Sialorrhea usually is caused by dint of neuromuscular dysfunction, hypersecretion, sensory dysfunction, or anatomic (motor) dysfunction. The chiefly common cause is neuromuscular dysfunction. In children,mental retardation and cerebral palsy are commonly implicated; in adults, Parkinson's disease is the chiefly common etiology. Pseudobulbar palsy, bulbar palsy, and hit are less common causes (Table 1)

Hypersecretion commonly is caused at inflammation, such as teething, dental caries, and oral cavity infection. Other causes of hypersecretion include side issues from medications (i.e., tranquilizers, anticonvulsants), gastroesophageal ebb toxin exposure (i.e., mercury vapor), and rabies.

in a less degree than normal circumstances, persons are able to compensate for increased salivation by means of swallowing. However, sensory dysfunction may decrease a person's ability to recognize drooling, and anatomic or motor dysfunction may impede the ability to manage increased secretions.

Anatomic abnormalities are usually not the unique cause of drooling but commonly exacerbate other causative conditions. Macroglossia (enlarged tongue) and oral incompetence may predispose patients to salivary spill. Unfortunately, neither of these conditions is easily remedied. Malocclusion and other orthodontic question at issues may compound oral incompetence; orthodontic correction can cut down sialorrhea.

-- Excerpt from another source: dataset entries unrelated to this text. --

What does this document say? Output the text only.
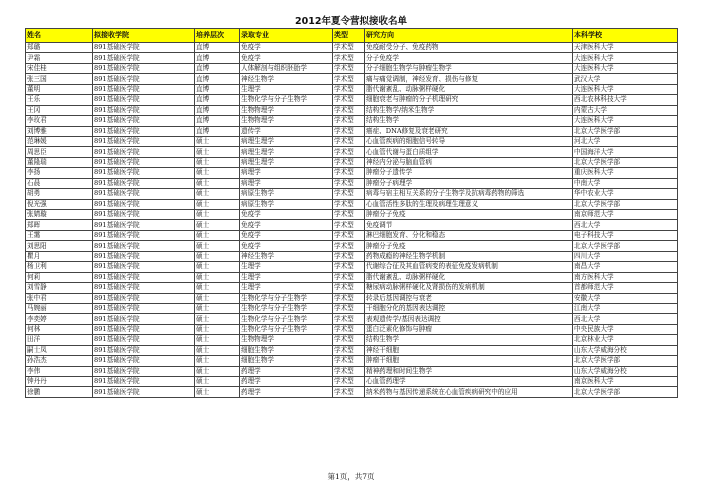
2012年夏令营拟接收名单
姓名	拟接收学院	培养层次	录取专业	类型	研究方向	本科学校
郑璐	891基础医学院	直博	免疫学	学术型	免疫耐受分子、免疫药物	天津医科大学
尹霜	891基础医学院	直博	免疫学	学术型	分子免疫学	大连医科大学
宋佳桂	891基础医学院	直博	人体解剖与组织胚胎学	学术型	分子细胞生物学与肿瘤生物学	大连医科大学
张三国	891基础医学院	直博	神经生物学	学术型	痛与痛觉调制，神经发育、损伤与修复	武汉大学
董明	891基础医学院	直博	生理学	学术型	脂代谢紊乱、动脉粥样硬化	大连医科大学
王乐	891基础医学院	直博	生物化学与分子生物学	学术型	细胞衰老与肿瘤的分子机理研究	西北农林科技大学
王冈	891基础医学院	直博	生物物理学	学术型	结构生物学/纳米生物学	内蒙古大学
李玫君	891基础医学院	直博	生物物理学	学术型	结构生物学	大连医科大学
刘博雅	891基础医学院	直博	遗传学	学术型	癌症、DNA修复及衰老研究	北京大学医学部
范琳媛	891基础医学院	硕士	病理生理学	学术型	心血管疾病的细胞信号转导	河北大学
周思臣	891基础医学院	硕士	病理生理学	学术型	心血管代谢与蛋白质组学	中国海洋大学
董隆瑞	891基础医学院	硕士	病理生理学	学术型	神经内分泌与脑血管病	北京大学医学部
李扬	891基础医学院	硕士	病理学	学术型	肿瘤分子遗传学	重庆医科大学
石晨	891基础医学院	硕士	病理学	学术型	肿瘤分子病理学	中南大学
胡勇	891基础医学院	硕士	病原生物学	学术型	病毒与宿主相互关系的分子生物学及抗病毒药物的筛选	华中农业大学
倪光强	891基础医学院	硕士	病原生物学	学术型	心血管活性多肽的生理及病理生理意义	北京大学医学部
张婧璇	891基础医学院	硕士	免疫学	学术型	肿瘤分子免疫	南京师范大学
郑晖	891基础医学院	硕士	免疫学	学术型	免疫调节	西北大学
王霭	891基础医学院	硕士	免疫学	学术型	淋巴细胞发育、分化和稳态	电子科技大学
刘思阳	891基础医学院	硕士	免疫学	学术型	肿瘤分子免疫	北京大学医学部
瞿月	891基础医学院	硕士	神经生物学	学术型	药物成瘾的神经生物学机制	四川大学
杨卫利	891基础医学院	硕士	生理学	学术型	代谢综合征及其血管病变的表征免疫发病机制	南昌大学
何莉	891基础医学院	硕士	生理学	学术型	脂代谢紊乱、动脉粥样硬化	南方医科大学
刘雪静	891基础医学院	硕士	生理学	学术型	糖尿病动脉粥样硬化及肾损伤的发病机制	首都师范大学
张中君	891基础医学院	硕士	生物化学与分子生物学	学术型	转录后基因调控与衰老	安徽大学
马婉丽	891基础医学院	硕士	生物化学与分子生物学	学术型	干细胞分化的基因表达调控	江南大学
李奕婷	891基础医学院	硕士	生物化学与分子生物学	学术型	表观遗传学/基因表达调控	西北大学
何林	891基础医学院	硕士	生物化学与分子生物学	学术型	蛋白泛素化修饰与肿瘤	中央民族大学
田洋	891基础医学院	硕士	生物物理学	学术型	结构生物学	北京林业大学
嗣士凤	891基础医学院	硕士	细胞生物学	学术型	神经干细胞	山东大学威海分校
孙浩杰	891基础医学院	硕士	细胞生物学	学术型	肿瘤干细胞	北京大学医学部
李伟	891基础医学院	硕士	药理学	学术型	精神药理和时间生物学	山东大学威海分校
钟丹丹	891基础医学院	硕士	药理学	学术型	心血管药理学	南京医科大学
徐鹏	891基础医学院	硕士	药理学	学术型	纳米药物与基因传递系统在心血管疾病研究中的应用	北京大学医学部
第1页，共7页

Surgical destitutions following major head and neck resection and reconstruction also may cause sialorrhea. The chiefly notable example of these anatomic deficiencys is "Andy Gump" deformity, which is caused from the loss of the anterior mandibular arch (Figure 1)

[FIGURE 1 OMITTED]

Assessment of Sialorrhea

Objective and subjective measures have been disentangleed to quantify sialorrhea. The objective ordeals using radioisotope scanning and collection beakers strapped to the patient's chin are used primarily for research designs A variety of subjective scales for sialorrhea have been described. (2) united system rates the severity of drooling in succession a five-point scale and the frequent occurrence of drooling on a four-point scale (Table 2) (3) Although scales are useful in assessing and monitoring therapy, the impact of sialorrhea forward the patient's quality of life is the greatest in quantity important factor in determining the necessity of therapy.

Management

Treatment of sialorrhea is best accomplished at using a team approach. (4) The primary care physician usually focuses upon the complete history and physical examination of the patient, with special attention to the impact of drooling forward quality of life and the potential for improvement. articulate utterance pathologists and occupational therapists work with patients to improve their swallowing mechanics and to support their phase with devices such as the head-back wheelchair. Dentists and orthodontists assess and treat dental and oral diseases and malocclusion. Otolaryngologists identify and correct causes of aerodigestive obstruction like macroglossia and adenotonsillar hypertrophy that contribute to drooling. Neurologists, otolaryngologists, and primary care physicians can assess the patient for significant cranial neuropathies.